# Leash Walking



## Guest (May 25, 2009)

Savannah, my rescued shepherd cross, dislikes going for leash walks. She will, however, walk with me off-leash and is totally reliable off-leash. If I wanted to take her for a walk around the neighborhood, she would have to be leashed. She does not like being leash - walked. I can put her leash on with no problems and she gets very excited if we are going in the car to the park to run off-leash.

Do any of you have problems with leash-walking your dogs? I was just wondering. I can't seem to get Savannah interested in going for leash walks with me around the neighborhood.


----------



## rannmiller (Jun 27, 2008)

What does she do on-leash?


----------



## Guest (May 25, 2009)

Once she realizes we are going down the driveway toward the road, she stops dead in her tracks (or sits) and pulls back. She turns around and walks back toward the house.


----------



## Guest (May 26, 2009)

It's clear that she just doesn't want to go for a walk down the road. So, let it be. One would think how lucky she is to have an owner who is willing to walk her everyday, sometimes more than once, and go for long hikes off-leash, too. Too many dog owners are content to just stick their dog in the yard and leave it there all day. Again, I say, let it be. If she doesn't want to walk, fine.


----------



## RawFedDogs (Jun 16, 2008)

Do you think it's the leash she doesn't like or the location you are trying to walk her she doesn't like? If you take her to the place you walk her off leash and try to walk her on leash, how does she react? 

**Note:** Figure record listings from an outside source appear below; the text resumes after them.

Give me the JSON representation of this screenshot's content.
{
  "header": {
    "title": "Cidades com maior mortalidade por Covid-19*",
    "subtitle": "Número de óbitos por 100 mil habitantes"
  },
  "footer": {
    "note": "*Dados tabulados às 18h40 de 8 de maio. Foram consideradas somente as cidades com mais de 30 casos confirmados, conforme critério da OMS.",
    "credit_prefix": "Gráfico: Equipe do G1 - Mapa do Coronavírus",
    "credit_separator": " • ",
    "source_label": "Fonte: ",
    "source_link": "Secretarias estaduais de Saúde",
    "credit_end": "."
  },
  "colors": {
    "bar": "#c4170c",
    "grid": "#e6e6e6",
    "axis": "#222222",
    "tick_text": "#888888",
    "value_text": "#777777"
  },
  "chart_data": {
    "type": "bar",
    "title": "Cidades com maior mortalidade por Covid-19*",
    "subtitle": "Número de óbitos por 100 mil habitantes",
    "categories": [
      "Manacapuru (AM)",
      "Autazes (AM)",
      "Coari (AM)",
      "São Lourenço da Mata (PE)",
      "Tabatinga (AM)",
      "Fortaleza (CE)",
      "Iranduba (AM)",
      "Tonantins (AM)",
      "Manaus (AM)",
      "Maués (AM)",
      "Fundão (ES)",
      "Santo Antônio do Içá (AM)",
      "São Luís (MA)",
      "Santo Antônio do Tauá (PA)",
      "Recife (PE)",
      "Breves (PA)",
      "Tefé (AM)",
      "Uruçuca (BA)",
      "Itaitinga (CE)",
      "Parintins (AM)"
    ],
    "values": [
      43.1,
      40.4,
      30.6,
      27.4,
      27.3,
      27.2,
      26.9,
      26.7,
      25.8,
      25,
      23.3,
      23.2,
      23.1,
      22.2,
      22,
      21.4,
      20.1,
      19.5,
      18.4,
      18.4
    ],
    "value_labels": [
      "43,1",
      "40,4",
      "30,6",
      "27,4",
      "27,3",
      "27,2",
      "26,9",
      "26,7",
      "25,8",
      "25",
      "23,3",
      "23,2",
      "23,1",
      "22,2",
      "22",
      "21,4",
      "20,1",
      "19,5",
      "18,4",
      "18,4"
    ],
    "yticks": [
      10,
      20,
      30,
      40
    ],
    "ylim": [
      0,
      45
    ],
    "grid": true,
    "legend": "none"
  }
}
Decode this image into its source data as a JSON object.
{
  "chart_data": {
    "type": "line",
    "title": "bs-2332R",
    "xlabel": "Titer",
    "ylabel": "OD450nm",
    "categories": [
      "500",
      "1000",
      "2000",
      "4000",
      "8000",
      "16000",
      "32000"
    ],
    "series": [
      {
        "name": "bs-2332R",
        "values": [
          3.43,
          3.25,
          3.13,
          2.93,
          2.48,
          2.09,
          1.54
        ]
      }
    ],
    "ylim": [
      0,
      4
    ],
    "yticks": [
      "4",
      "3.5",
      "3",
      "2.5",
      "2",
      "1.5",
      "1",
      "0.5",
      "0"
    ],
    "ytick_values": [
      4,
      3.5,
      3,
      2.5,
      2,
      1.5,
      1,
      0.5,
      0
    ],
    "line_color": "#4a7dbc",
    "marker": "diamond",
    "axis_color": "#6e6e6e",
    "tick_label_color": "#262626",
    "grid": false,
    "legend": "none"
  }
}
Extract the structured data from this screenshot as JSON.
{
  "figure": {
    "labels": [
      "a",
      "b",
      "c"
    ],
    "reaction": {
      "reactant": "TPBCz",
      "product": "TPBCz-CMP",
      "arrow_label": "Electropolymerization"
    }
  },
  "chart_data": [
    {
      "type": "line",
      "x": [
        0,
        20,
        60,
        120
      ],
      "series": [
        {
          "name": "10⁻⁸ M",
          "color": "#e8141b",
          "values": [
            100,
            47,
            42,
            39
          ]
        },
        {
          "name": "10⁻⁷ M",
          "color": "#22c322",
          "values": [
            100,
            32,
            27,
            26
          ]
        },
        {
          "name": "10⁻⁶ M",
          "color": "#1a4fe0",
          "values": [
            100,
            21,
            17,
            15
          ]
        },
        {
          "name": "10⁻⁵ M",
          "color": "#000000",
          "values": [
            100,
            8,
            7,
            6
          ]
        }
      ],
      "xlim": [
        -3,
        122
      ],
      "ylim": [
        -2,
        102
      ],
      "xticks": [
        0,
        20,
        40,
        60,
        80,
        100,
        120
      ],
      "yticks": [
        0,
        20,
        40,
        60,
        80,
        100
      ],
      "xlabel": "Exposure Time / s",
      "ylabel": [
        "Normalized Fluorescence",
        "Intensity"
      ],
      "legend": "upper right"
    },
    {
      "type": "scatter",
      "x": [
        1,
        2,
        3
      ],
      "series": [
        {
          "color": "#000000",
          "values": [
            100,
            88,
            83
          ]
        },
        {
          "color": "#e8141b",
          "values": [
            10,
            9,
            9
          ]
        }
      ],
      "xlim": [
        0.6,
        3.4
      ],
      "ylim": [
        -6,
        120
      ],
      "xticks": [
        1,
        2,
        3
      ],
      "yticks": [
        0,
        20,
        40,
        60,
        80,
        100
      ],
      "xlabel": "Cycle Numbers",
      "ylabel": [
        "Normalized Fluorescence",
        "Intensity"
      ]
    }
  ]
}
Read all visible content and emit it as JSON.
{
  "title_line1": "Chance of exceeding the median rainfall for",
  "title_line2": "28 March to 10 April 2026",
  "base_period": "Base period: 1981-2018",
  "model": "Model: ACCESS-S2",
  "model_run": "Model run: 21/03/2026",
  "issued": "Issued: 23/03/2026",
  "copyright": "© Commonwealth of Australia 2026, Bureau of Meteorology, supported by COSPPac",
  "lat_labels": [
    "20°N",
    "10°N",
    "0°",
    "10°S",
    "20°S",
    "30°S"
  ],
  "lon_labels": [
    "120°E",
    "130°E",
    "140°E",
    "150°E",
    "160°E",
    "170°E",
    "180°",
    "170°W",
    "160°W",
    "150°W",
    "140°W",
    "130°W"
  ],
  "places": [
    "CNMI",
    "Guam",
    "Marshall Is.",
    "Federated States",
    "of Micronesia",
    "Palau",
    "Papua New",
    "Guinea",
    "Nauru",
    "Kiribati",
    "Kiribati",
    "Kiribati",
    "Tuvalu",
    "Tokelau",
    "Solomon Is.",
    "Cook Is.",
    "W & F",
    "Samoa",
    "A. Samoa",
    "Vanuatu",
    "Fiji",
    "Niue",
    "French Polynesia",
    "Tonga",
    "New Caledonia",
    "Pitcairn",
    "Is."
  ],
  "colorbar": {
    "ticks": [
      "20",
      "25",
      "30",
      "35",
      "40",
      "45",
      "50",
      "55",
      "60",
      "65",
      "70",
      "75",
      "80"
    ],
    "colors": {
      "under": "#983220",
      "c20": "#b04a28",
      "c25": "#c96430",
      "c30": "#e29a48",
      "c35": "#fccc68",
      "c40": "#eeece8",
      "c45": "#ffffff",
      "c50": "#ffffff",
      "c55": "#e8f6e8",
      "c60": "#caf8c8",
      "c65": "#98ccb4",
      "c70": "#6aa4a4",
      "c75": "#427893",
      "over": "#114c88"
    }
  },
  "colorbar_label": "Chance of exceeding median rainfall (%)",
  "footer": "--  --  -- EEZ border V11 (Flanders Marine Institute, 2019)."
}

Has she always been like this? If not, did something happen to make her like this? At what age did she become like this? Are you trying to walk her on leash on a busy highway/road or a subdivision street? Is there a lot of activity in the area you are trying to walk her on leash?


----------



## chowder (Sep 7, 2008)

I consider leash walking an essential behavior. Sooner or later you will want to walk them to the vets, to a park, around other people, maybe on a trip somewhere....etc and they should know how to walk next to you properly. Rocky was petrified to leave our driveway on a leash when we got him. He was a rescue and he was just a puppy but we started him leash learning the way I would imagine you would with any age....with a clicker and treats. We would go a few feet with on the leash and he would get a click and a treat. We would only go a little bit further past the end of the driveway every day. We would also do training on leash in the backyard so he was used to the leash itself. Eventually we made it to the end of the road and the stop sign and he got a HUGE treat and hugs. It got to where he would run to the stop sign and sit, looking for a treat! 
We just kept going a little further and trying out new roads eash time until now he actually goes over and pokes his leash and begs for a walk around the neighborhood. He has a huge backyard filled with woods and animals to roam in but he still likes to walk thru the neighborhood to check out all the different things while on his leash. He does have a 26 foot flexi leash and loves having that freedom so you might eventually consider that once she is used to leash walking.


----------



## Guest (May 27, 2009)

I have had Savannah for a year now. Her previous owners never leash-walked her. But she is actually fine on a leash. She doesn't mind being leashed, she just doesn't like to walk down the road. I live in a semi-rural town on a quiet road. So traffic and noise is not an issue. I can easily leash-walk her just about anywhere except up and down my road.


----------



## RawFedDogs (Jun 16, 2008)

It appears that she may be afraid of something out there. Of course, I don't have a clue what it is. Have someone drive you and her 1/2 mile in one direction, stop and let you both out. Try walking her back to the house and see what happens. Whether she is good or not, do the same in the other direction from the house. Drive 1/2 mile from the house and walk back. Perhaps this will give you some clue as to what she might be afraid of or help narrow where it is.

Did she start this behavior from first moving in with you? Is it possible to walk her out the back door on leash and out of the yard and around the back of the house and neighbors houses? Again, I'm trying to narrow down exactly what she is afraid of. It may be associated with her previous home.


----------



## lorih1770 (Jun 17, 2008)

Try carrying a bait bag. Encourage her to move forward with food so that she will relate moving forward on the walk with positive/good things.


----------



## Guest (May 29, 2009)

The other day I got her to walk a few feet down the road. Then she found the perfect spot to go pee. After she was done, she turned around and started walking back toward the house.

Gunther, my rescued lab, loves going for daily leash walks around the neighborhood -- it gives him a chance to check out his territory. So when I walk him, I leave Savannah either inside the house or in the fenced yard. The last few times I tried walking them both together, Savannah would always turn around and head home before either Gunther or I was ready to go home.


----------



## wags (Jan 31, 2009)

Hope things are going better for you and Savannah. I have a couple book suggestions that may help out with leash aggression and just behavior probmatic dogs. You could check them out at your library see if they help!:smile:

Cautious Canine by Patricia B. McConnell

Feisty Fido: Help for the Leash-Aggressive Dog by Patricia B. McConnell


----------



## Guest (Jun 13, 2009)

wags said:


> Hope things are going better for you and Savannah. I have a couple book suggestions that may help out with leash aggression and just behavior probmatic dogs. You could check them out at your library see if they help!:smile:
> 
> Cautious Canine by Patricia B. McConnell
> 
> Feisty Fido: Help for the Leash-Aggressive Dog by Patricia B. McConnell


Thank you, wags. I appreciate the book suggestions.


----------



## wags (Jan 31, 2009)

I hope they help and your very welcome! If you read them from the library and you like them they have them on amazon!


----------